Imprese e scuola al centro del Consiglio dei ministri del 6 aprile

Redazione
06/04/2020

Sul tavolo del Cdm, il decreto per la liquidità alle aziende che ha sbloccato 400 miliardi. Ok al dl scuola.

Imprese e scuola al centro del Consiglio dei ministri del 6 aprile

«Trovata l’intesa sul pacchetto liquidità alle imprese, in grado di mobilitare risorse per oltre 750 miliardi di euro, oltre 400 in più rispetto ai 350 miliardi già previsti nel Dl Cura Italia», affermano fonti del Mef spiegando che si liberano 200 miliardi per la liquidità delle imprese e 200 miliardi per il sostegno dell’export. Le misure sono state approvate durante il consiglio dei ministri del 6 aprile.

GARANZIE FINO AL 100% PER LE PMI

Nel decreto sulla liquidità alle imprese «si mobilitano 200 miliardi di prestiti con garanzie fino al 90% per tutte le imprese, senza limiti di fatturato», rendono noto fonti del Ministero dell’Economia. Rimane al 100% la garanzia sui prestiti per imprese piccole e medie. È quanto affermano fonti del Ministero dello Sviluppo spiegando che si è chiuso l’accordo sul pacchetto di garanzie alle Pmi. Questi i punti: 1) 100% fino a 25 mila euro senza alcuna valutazione del merito di credito; 100% (di cui 90% Stato e 10% Confidi) fino a 800 mila euro senza valutazione andamentale; 3) 90% fino a 5 milioni di euro senza valutazione andamentale.

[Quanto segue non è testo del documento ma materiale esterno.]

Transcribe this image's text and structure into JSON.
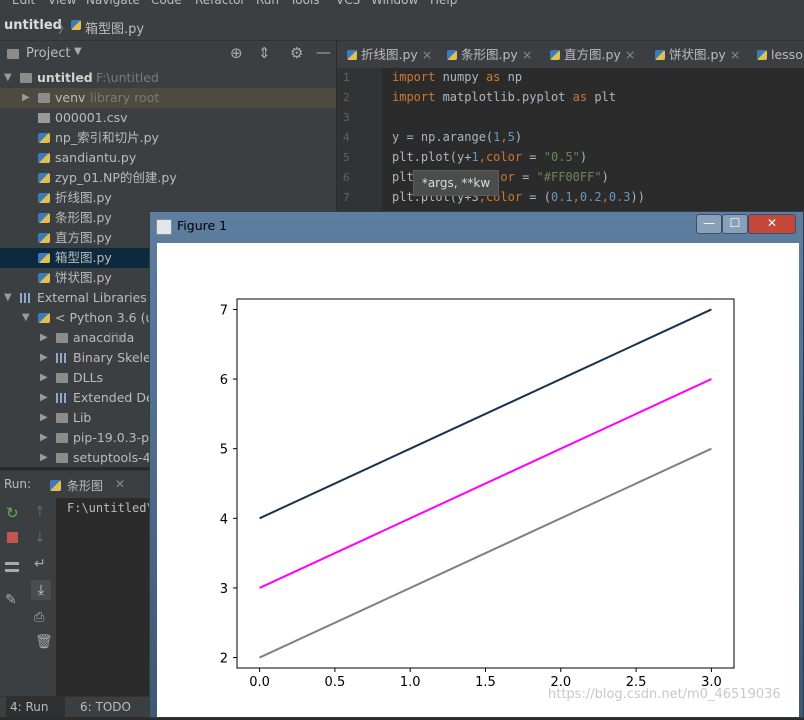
{
  "menu": [
    "Edit",
    "View",
    "Navigate",
    "Code",
    "Refactor",
    "Run",
    "Tools",
    "VCS",
    "Window",
    "Help"
  ],
  "breadcrumb": {
    "project": "untitled",
    "file": "箱型图.py"
  },
  "project_panel": {
    "title": "Project",
    "tree": [
      {
        "label": "untitled",
        "extra": "F:\\untitled",
        "type": "folder",
        "arrow": "▼",
        "level": 0,
        "bold": true
      },
      {
        "label": "venv",
        "extra": "library root",
        "type": "folder",
        "arrow": "▶",
        "level": 1,
        "style": "venv"
      },
      {
        "label": "000001.csv",
        "type": "file",
        "level": 1
      },
      {
        "label": "np_索引和切片.py",
        "type": "py",
        "level": 1
      },
      {
        "label": "sandiantu.py",
        "type": "py",
        "level": 1
      },
      {
        "label": "zyp_01.NP的创建.py",
        "type": "py",
        "level": 1
      },
      {
        "label": "折线图.py",
        "type": "py",
        "level": 1
      },
      {
        "label": "条形图.py",
        "type": "py",
        "level": 1
      },
      {
        "label": "直方图.py",
        "type": "py",
        "level": 1
      },
      {
        "label": "箱型图.py",
        "type": "py",
        "level": 1,
        "style": "sel"
      },
      {
        "label": "饼状图.py",
        "type": "py",
        "level": 1
      },
      {
        "label": "External Libraries",
        "type": "lib",
        "arrow": "▼",
        "level": 0
      },
      {
        "label": "< Python 3.6 (un",
        "type": "py",
        "arrow": "▼",
        "level": 1
      },
      {
        "label": "anaconda",
        "extra": "lib",
        "type": "folder",
        "arrow": "▶",
        "level": 2
      },
      {
        "label": "Binary Skelet",
        "type": "lib",
        "arrow": "▶",
        "level": 2
      },
      {
        "label": "DLLs",
        "type": "folder",
        "arrow": "▶",
        "level": 2
      },
      {
        "label": "Extended De",
        "type": "lib",
        "arrow": "▶",
        "level": 2
      },
      {
        "label": "Lib",
        "type": "folder",
        "arrow": "▶",
        "level": 2
      },
      {
        "label": "pip-19.0.3-py",
        "type": "folder",
        "arrow": "▶",
        "level": 2
      },
      {
        "label": "setuptools-40",
        "type": "folder",
        "arrow": "▶",
        "level": 2
      }
    ]
  },
  "editor_tabs": [
    "折线图.py",
    "条形图.py",
    "直方图.py",
    "饼状图.py",
    "lesso"
  ],
  "code": {
    "line_numbers": [
      "1",
      "2",
      "3",
      "4",
      "5",
      "6",
      "7"
    ],
    "lines": [
      [
        {
          "t": "import",
          "c": "kw"
        },
        {
          "t": " numpy ",
          "c": ""
        },
        {
          "t": "as",
          "c": "kw"
        },
        {
          "t": " np",
          "c": ""
        }
      ],
      [
        {
          "t": "import",
          "c": "kw"
        },
        {
          "t": " matplotlib.pyplot ",
          "c": ""
        },
        {
          "t": "as",
          "c": "kw"
        },
        {
          "t": " plt",
          "c": ""
        }
      ],
      [],
      [
        {
          "t": "y = np.arange(",
          "c": ""
        },
        {
          "t": "1",
          "c": "num"
        },
        {
          "t": ",",
          "c": "kw"
        },
        {
          "t": "5",
          "c": "num"
        },
        {
          "t": ")",
          "c": ""
        }
      ],
      [
        {
          "t": "plt.plot(y+",
          "c": ""
        },
        {
          "t": "1",
          "c": "num"
        },
        {
          "t": ",",
          "c": "kw"
        },
        {
          "t": "color",
          "c": "kw"
        },
        {
          "t": " = ",
          "c": ""
        },
        {
          "t": "\"0.5\"",
          "c": "str"
        },
        {
          "t": ")",
          "c": ""
        }
      ],
      [
        {
          "t": "plt",
          "c": ""
        },
        {
          "t": "         ",
          "c": ""
        },
        {
          "t": "color",
          "c": "kw"
        },
        {
          "t": " = ",
          "c": ""
        },
        {
          "t": "\"#FF00FF\"",
          "c": "str"
        },
        {
          "t": ")",
          "c": ""
        }
      ],
      [
        {
          "t": "plt.plot(y+3",
          "c": ""
        },
        {
          "t": ",",
          "c": "kw"
        },
        {
          "t": "color",
          "c": "kw"
        },
        {
          "t": " = ",
          "c": ""
        },
        {
          "t": "(",
          "c": ""
        },
        {
          "t": "0.1",
          "c": "num"
        },
        {
          "t": ",",
          "c": "kw"
        },
        {
          "t": "0.2",
          "c": "num"
        },
        {
          "t": ",",
          "c": "kw"
        },
        {
          "t": "0.3",
          "c": "num"
        },
        {
          "t": "))",
          "c": ""
        }
      ]
    ]
  },
  "tooltip": "*args, **kw",
  "run": {
    "label": "Run:",
    "tab": "条形图",
    "output": "F:\\untitled\\"
  },
  "status": {
    "run_tab": "4: Run",
    "todo_tab": "6: TODO"
  },
  "figure": {
    "title": "Figure 1"
  },
  "chart_data": {
    "type": "line",
    "x": [
      0,
      1,
      2,
      3
    ],
    "series": [
      {
        "values": [
          2,
          3,
          4,
          5
        ],
        "color": "#808080"
      },
      {
        "values": [
          3,
          4,
          5,
          6
        ],
        "color": "#FF00FF"
      },
      {
        "values": [
          4,
          5,
          6,
          7
        ],
        "color": "#1a334d"
      }
    ],
    "xlim": [
      -0.15,
      3.15
    ],
    "ylim": [
      1.85,
      7.15
    ],
    "xticks": [
      "0.0",
      "0.5",
      "1.0",
      "1.5",
      "2.0",
      "2.5",
      "3.0"
    ],
    "yticks": [
      "2",
      "3",
      "4",
      "5",
      "6",
      "7"
    ]
  },
  "watermark": "https://blog.csdn.net/m0_46519036"
}
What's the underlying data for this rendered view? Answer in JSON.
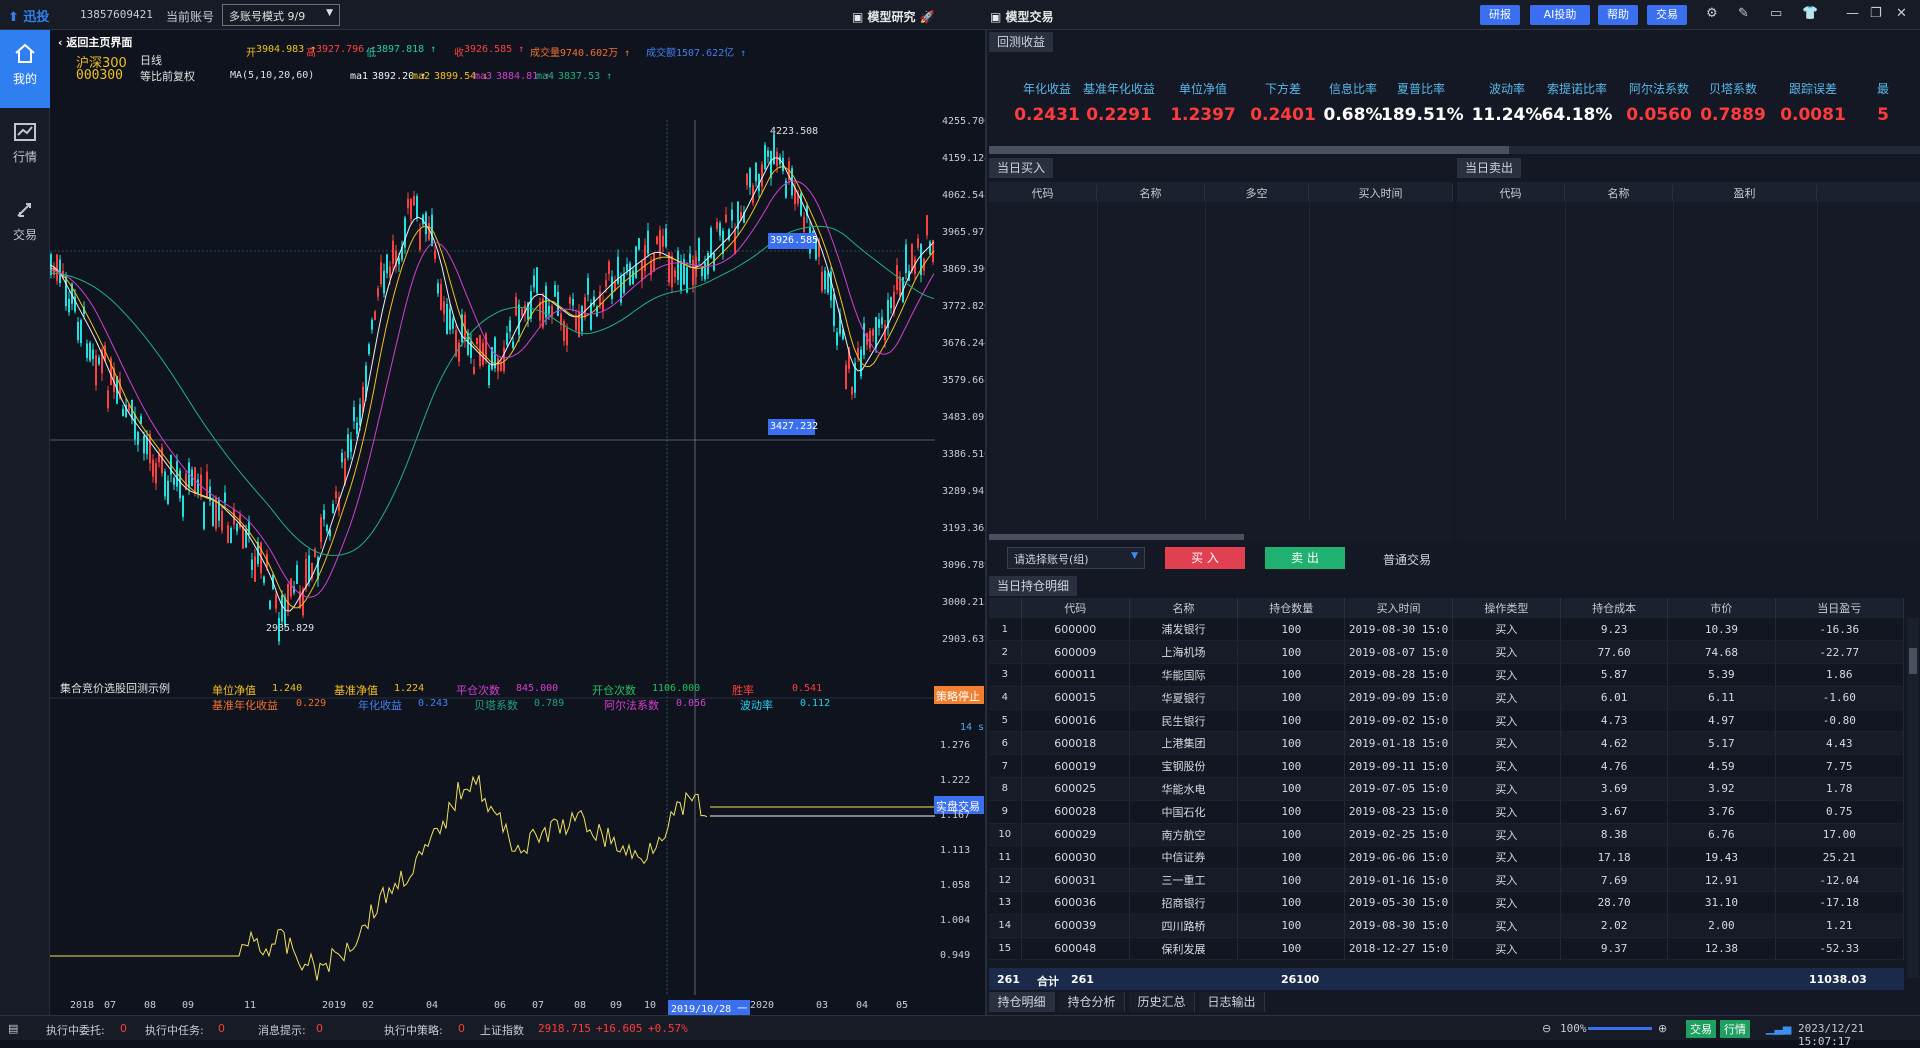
{
  "topbar": {
    "logo": "迅投",
    "phone": "13857609421",
    "account_label": "当前账号",
    "account_mode": "多账号模式 9/9",
    "title_research": "模型研究",
    "title_trade": "模型交易",
    "buttons": [
      "研报",
      "AI投助",
      "帮助",
      "交易"
    ]
  },
  "sidebar": {
    "items": [
      "我的",
      "行情",
      "交易"
    ]
  },
  "chart": {
    "back": "返回主页界面",
    "index_name": "沪深300",
    "period": "日线",
    "code": "000300",
    "adjust": "等比前复权",
    "ma_label": "MA(5,10,20,60)",
    "ohlc": [
      {
        "l": "开",
        "v": "3904.983"
      },
      {
        "l": "高",
        "v": "3927.796"
      },
      {
        "l": "低",
        "v": "3897.818"
      },
      {
        "l": "收",
        "v": "3926.585"
      },
      {
        "l": "成交量",
        "v": "9740.602万"
      },
      {
        "l": "成交额",
        "v": "1507.622亿"
      }
    ],
    "mas": [
      {
        "l": "ma1",
        "v": "3892.20"
      },
      {
        "l": "ma2",
        "v": "3899.54"
      },
      {
        "l": "ma3",
        "v": "3884.81"
      },
      {
        "l": "ma4",
        "v": "3837.53"
      }
    ],
    "yticks": [
      "4255.700",
      "4159.124",
      "4062.548",
      "3965.972",
      "3869.396",
      "3772.820",
      "3676.244",
      "3579.668",
      "3483.092",
      "3386.516",
      "3289.941",
      "3193.365",
      "3096.789",
      "3000.213",
      "2903.637"
    ],
    "price_tag1": "3926.585",
    "price_tag2": "3427.232",
    "high_label": "4223.508",
    "low_label": "2935.829",
    "bt_title": "集合竞价选股回测示例",
    "bt_stats1": [
      {
        "l": "单位净值",
        "v": "1.240"
      },
      {
        "l": "基准净值",
        "v": "1.224"
      },
      {
        "l": "平仓次数",
        "v": "845.000"
      },
      {
        "l": "开仓次数",
        "v": "1106.000"
      },
      {
        "l": "胜率",
        "v": "0.541"
      }
    ],
    "bt_stats2": [
      {
        "l": "基准年化收益",
        "v": "0.229"
      },
      {
        "l": "年化收益",
        "v": "0.243"
      },
      {
        "l": "贝塔系数",
        "v": "0.789"
      },
      {
        "l": "阿尔法系数",
        "v": "0.056"
      },
      {
        "l": "波动率",
        "v": "0.112"
      }
    ],
    "stop_btn": "策略停止",
    "live_btn": "实盘交易",
    "timer": "14 s",
    "yticks2": [
      "1.276",
      "1.222",
      "1.167",
      "1.113",
      "1.058",
      "1.004",
      "0.949"
    ],
    "xticks": [
      "2018",
      "07",
      "08",
      "09",
      "11",
      "2019",
      "02",
      "04",
      "06",
      "07",
      "08",
      "09",
      "10",
      "2019/10/28 一",
      "2020",
      "03",
      "04",
      "05"
    ]
  },
  "right": {
    "tab_backtest": "回测收益",
    "metrics": [
      {
        "l": "年化收益",
        "v": "0.2431",
        "c": "#ff3b3b"
      },
      {
        "l": "基准年化收益",
        "v": "0.2291",
        "c": "#ff3b3b"
      },
      {
        "l": "单位净值",
        "v": "1.2397",
        "c": "#ff3b3b"
      },
      {
        "l": "下方差",
        "v": "0.2401",
        "c": "#ff3b3b"
      },
      {
        "l": "信息比率",
        "v": "0.68%",
        "c": "#ffffff"
      },
      {
        "l": "夏普比率",
        "v": "189.51%",
        "c": "#ffffff"
      },
      {
        "l": "波动率",
        "v": "11.24%",
        "c": "#ffffff"
      },
      {
        "l": "索提诺比率",
        "v": "64.18%",
        "c": "#ffffff"
      },
      {
        "l": "阿尔法系数",
        "v": "0.0560",
        "c": "#ff3b3b"
      },
      {
        "l": "贝塔系数",
        "v": "0.7889",
        "c": "#ff3b3b"
      },
      {
        "l": "跟踪误差",
        "v": "0.0081",
        "c": "#ff3b3b"
      },
      {
        "l": "最",
        "v": "5",
        "c": "#ff3b3b"
      }
    ],
    "tab_buy": "当日买入",
    "tab_sell": "当日卖出",
    "buy_cols": [
      "代码",
      "名称",
      "多空",
      "买入时间"
    ],
    "sell_cols": [
      "代码",
      "名称",
      "盈利"
    ],
    "account_select": "请选择账号(组)",
    "buy_btn": "买 入",
    "sell_btn": "卖 出",
    "normal_trade": "普通交易",
    "tab_positions": "当日持仓明细",
    "pos_cols": [
      "代码",
      "名称",
      "持仓数量",
      "买入时间",
      "操作类型",
      "持仓成本",
      "市价",
      "当日盈亏"
    ],
    "positions": [
      [
        "1",
        "600000",
        "浦发银行",
        "100",
        "2019-08-30 15:0",
        "买入",
        "9.23",
        "10.39",
        "-16.36"
      ],
      [
        "2",
        "600009",
        "上海机场",
        "100",
        "2019-08-07 15:0",
        "买入",
        "77.60",
        "74.68",
        "-22.77"
      ],
      [
        "3",
        "600011",
        "华能国际",
        "100",
        "2019-08-28 15:0",
        "买入",
        "5.87",
        "5.39",
        "1.86"
      ],
      [
        "4",
        "600015",
        "华夏银行",
        "100",
        "2019-09-09 15:0",
        "买入",
        "6.01",
        "6.11",
        "-1.60"
      ],
      [
        "5",
        "600016",
        "民生银行",
        "100",
        "2019-09-02 15:0",
        "买入",
        "4.73",
        "4.97",
        "-0.80"
      ],
      [
        "6",
        "600018",
        "上港集团",
        "100",
        "2019-01-18 15:0",
        "买入",
        "4.62",
        "5.17",
        "4.43"
      ],
      [
        "7",
        "600019",
        "宝钢股份",
        "100",
        "2019-09-11 15:0",
        "买入",
        "4.76",
        "4.59",
        "7.75"
      ],
      [
        "8",
        "600025",
        "华能水电",
        "100",
        "2019-07-05 15:0",
        "买入",
        "3.69",
        "3.92",
        "1.78"
      ],
      [
        "9",
        "600028",
        "中国石化",
        "100",
        "2019-08-23 15:0",
        "买入",
        "3.67",
        "3.76",
        "0.75"
      ],
      [
        "10",
        "600029",
        "南方航空",
        "100",
        "2019-02-25 15:0",
        "买入",
        "8.38",
        "6.76",
        "17.00"
      ],
      [
        "11",
        "600030",
        "中信证券",
        "100",
        "2019-06-06 15:0",
        "买入",
        "17.18",
        "19.43",
        "25.21"
      ],
      [
        "12",
        "600031",
        "三一重工",
        "100",
        "2019-01-16 15:0",
        "买入",
        "7.69",
        "12.91",
        "-12.04"
      ],
      [
        "13",
        "600036",
        "招商银行",
        "100",
        "2019-05-30 15:0",
        "买入",
        "28.70",
        "31.10",
        "-17.18"
      ],
      [
        "14",
        "600039",
        "四川路桥",
        "100",
        "2019-08-30 15:0",
        "买入",
        "2.02",
        "2.00",
        "1.21"
      ],
      [
        "15",
        "600048",
        "保利发展",
        "100",
        "2018-12-27 15:0",
        "买入",
        "9.37",
        "12.38",
        "-52.33"
      ]
    ],
    "total": {
      "count": "261",
      "label": "合计",
      "count2": "261",
      "qty": "26100",
      "pnl": "11038.03"
    },
    "bottom_tabs": [
      "持仓明细",
      "持仓分析",
      "历史汇总",
      "日志输出"
    ]
  },
  "status": {
    "entrust_label": "执行中委托:",
    "entrust": "0",
    "task_label": "执行中任务:",
    "task": "0",
    "msg_label": "消息提示:",
    "msg": "0",
    "strategy_label": "执行中策略:",
    "strategy": "0",
    "index_name": "上证指数",
    "index_val": "2918.715",
    "index_chg": "+16.605",
    "index_pct": "+0.57%",
    "zoom": "100%",
    "trade_btn": "交易",
    "quote_btn": "行情",
    "datetime": "2023/12/21 15:07:17"
  }
}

SCUOLA, DUE IPOTESI PER LA MATURITÀ

In Cdm è arrivato intanto l’ok al decreto che prepara la fine di quest’anno scolastico e l’inizio del nuovo. Alla vigilia si parlava di due ipotesi per la maturità e altrettante per gli esami di terza media, a seconda che si torni in classe il 18 maggio o non più fino a settembre. Pronto anche un piano per una ripresa delle scuole con un maggiore distanziamento in classe se in autunno dovessero esserci ancora pericoli legati al coronavirus.

Il Cdm ha dato il via libera alle assunzioni chieste dal ministero dell’Istruzione per recuperare parte dei posti liberati nell’estate del 2019 da quota 100

Il Cdm ha dato il via libera alle assunzioni chieste dal ministero dell’Istruzione per recuperare parte dei posti liberati nell’estate del 2019 da quota 100. Si attua una norma inserita nel decreto scuola approvato in autunno voluta dalla ministra Lucia Azzolina. Si tratta di 4.500 posti che andranno ad altrettanti insegnanti, vincitori di concorso o presenti nelle graduatorie ad esaurimento, che non hanno potuto occupare questi posti lo scorso settembre perché non erano stati messi a disposizione.

L’INCONTRO TRA CONTE E I PARTITI DI MAGGIORANZA

Prima del Cdm, il premier Giuseppe Conte ha riunito a Palazzo Chigi i capi delegazione dei partiti di maggioranza con il ministro dell’Economia Roberto Gualtieri e il sottosegretario alla presidenza del Consiglio Riccardo Fraccaro.